One wonders what inner torment makes the human psyche derive excitement from the trauma and grief of fellow beings, particularly where worldly riches are involved.
Seemingly shunned by the gods of good fortune, eluded by opportunity and spurned by mother luck, man has been known to extend his hand to anything that appears to be a low-hanging fruit; often taking leave of his senses.
The lengths to which people go to acquire riches are varied, sometimes bordering on the insane, bizarre, contemptible and hair-raising.
So widespread are incidents of ritual killing, particularly involving children, that in recent times barely a fortnight passes without the Zimbabwean media reporting on the heinous act in its various ghastly shades.
Death appears to have become fashionable in changing people’s lifestyles through money-making sacraments where human blood and choice body parts are concocted to presumed instant riches.
Mysteries surrounding murder and rape cases as well as the reasons behind them have been known to engulf communities in both grief and fear, mostly where the perpetrators are not brought to book.
Hence, the Police’s constant reminder for parents to return to parenting modes of yore, instead of being keyboard warriors in wars that usually exist only in their heads.

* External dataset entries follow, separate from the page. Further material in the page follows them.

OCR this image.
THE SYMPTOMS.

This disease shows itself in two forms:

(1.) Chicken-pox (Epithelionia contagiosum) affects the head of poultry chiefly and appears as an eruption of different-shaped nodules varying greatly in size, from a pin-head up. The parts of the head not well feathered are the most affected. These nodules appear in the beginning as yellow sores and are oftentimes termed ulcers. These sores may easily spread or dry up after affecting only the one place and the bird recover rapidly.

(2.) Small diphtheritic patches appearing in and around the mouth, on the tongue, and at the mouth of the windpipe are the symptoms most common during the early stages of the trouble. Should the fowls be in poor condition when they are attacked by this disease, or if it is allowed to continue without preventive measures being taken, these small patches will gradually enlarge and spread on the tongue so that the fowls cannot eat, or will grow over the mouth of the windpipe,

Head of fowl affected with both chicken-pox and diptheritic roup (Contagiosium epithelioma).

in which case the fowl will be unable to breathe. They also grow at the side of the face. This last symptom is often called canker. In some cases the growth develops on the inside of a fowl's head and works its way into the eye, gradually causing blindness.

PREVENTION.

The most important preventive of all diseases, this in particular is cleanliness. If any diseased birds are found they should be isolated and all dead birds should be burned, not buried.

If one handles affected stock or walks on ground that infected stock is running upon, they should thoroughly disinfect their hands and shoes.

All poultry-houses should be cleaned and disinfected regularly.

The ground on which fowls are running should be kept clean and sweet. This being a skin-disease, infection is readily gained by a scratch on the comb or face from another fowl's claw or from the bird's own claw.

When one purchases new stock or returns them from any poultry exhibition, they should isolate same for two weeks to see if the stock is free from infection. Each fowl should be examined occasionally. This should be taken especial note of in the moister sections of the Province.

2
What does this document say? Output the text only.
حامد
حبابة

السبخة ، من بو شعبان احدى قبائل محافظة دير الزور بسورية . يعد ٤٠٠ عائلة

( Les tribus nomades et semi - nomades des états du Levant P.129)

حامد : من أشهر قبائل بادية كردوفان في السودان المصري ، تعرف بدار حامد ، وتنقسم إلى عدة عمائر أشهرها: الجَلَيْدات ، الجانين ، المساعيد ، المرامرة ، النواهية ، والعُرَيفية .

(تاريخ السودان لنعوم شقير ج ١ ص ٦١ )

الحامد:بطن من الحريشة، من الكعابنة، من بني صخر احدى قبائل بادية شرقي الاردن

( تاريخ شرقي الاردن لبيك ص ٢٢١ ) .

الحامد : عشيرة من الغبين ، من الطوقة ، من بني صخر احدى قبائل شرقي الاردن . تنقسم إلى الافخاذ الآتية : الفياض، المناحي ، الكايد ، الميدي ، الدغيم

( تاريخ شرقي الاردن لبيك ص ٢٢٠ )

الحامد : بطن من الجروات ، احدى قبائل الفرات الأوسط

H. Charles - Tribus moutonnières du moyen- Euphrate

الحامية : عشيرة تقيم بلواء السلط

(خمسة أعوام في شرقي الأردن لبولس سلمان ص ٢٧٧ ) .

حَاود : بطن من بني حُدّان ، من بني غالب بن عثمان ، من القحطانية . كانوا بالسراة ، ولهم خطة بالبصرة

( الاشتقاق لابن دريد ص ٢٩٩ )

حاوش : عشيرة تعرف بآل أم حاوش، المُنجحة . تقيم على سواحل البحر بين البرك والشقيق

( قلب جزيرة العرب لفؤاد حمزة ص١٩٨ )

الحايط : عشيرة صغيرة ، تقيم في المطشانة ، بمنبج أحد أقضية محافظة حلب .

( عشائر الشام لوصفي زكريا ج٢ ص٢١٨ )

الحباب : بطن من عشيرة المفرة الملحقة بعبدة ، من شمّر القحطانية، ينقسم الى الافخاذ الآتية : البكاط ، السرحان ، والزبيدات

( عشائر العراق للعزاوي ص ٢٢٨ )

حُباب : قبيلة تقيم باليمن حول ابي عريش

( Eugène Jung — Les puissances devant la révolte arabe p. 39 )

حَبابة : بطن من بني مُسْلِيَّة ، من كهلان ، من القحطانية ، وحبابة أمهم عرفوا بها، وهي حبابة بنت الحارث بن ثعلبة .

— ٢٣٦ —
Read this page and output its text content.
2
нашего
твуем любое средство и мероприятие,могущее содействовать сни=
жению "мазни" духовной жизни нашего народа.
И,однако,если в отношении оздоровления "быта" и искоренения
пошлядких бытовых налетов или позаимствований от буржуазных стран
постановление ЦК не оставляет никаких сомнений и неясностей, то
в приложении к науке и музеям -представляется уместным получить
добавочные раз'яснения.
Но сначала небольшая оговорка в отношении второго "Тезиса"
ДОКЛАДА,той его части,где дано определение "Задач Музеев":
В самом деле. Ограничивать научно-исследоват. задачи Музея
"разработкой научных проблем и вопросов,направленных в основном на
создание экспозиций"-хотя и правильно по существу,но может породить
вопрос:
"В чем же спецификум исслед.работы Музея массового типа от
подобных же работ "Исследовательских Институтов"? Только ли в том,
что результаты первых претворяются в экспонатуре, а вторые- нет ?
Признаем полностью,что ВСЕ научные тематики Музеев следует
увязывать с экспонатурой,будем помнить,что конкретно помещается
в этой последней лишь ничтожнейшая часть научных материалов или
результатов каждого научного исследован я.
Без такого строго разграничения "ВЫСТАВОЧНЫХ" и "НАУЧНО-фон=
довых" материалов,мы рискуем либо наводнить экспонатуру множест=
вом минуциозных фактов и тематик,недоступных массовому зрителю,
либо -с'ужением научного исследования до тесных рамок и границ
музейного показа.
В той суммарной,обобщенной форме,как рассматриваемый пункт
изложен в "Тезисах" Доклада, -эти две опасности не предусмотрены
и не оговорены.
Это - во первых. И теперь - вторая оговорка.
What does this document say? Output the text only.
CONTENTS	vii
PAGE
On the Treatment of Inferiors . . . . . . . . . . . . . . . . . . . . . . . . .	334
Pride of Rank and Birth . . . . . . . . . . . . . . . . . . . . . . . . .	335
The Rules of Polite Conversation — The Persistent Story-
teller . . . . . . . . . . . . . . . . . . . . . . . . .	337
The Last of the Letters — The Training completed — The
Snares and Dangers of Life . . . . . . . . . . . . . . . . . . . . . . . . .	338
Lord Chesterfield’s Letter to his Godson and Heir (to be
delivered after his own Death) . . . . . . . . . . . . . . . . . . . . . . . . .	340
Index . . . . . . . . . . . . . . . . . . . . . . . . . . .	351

Because social media is unfeeling and follows no rules of etiquette, parents are immersed in both anguish and fear, as they witness the sight of their lifeless bundle of joy sprawled out in a pool of blood, with eyes gouged out, face smashed in, stomach sliced open and limbs hacked with hacksaw precision on their favourite platforms.
In situations where the only witnesses would be the all-seeing and voiceless moon, gleaming like a huge diamond on black velvet, and tweeting honey birds, the killer walks scot-free.
It may be so that the handle on the story remains loose, and the lid refuses to close, but who should carry the cross?
Defeated by reason and seemingly shunned by conventional laws of fairness, the confused community may appeal to karma to locate the murderer, rapist or hit-and-run motorist, and say to him/her: “My name is justice, follow me!” But at whose door should karma first knock?
As the community searches deeper into its pockets of collective memory to determine what could have happened to one of its own, whose departure was neither premeditated nor explicable, parenthood should be given a jolt.
The diviner’s wand should first fall on the parent as the principal culprit.
Indeed, neither the maid—the pseudo-parent, the teacher, nor the Police, can replace a biological parent in the lookout for the marauding beast of prey in a jungle in which young tender hearts are a delicacy.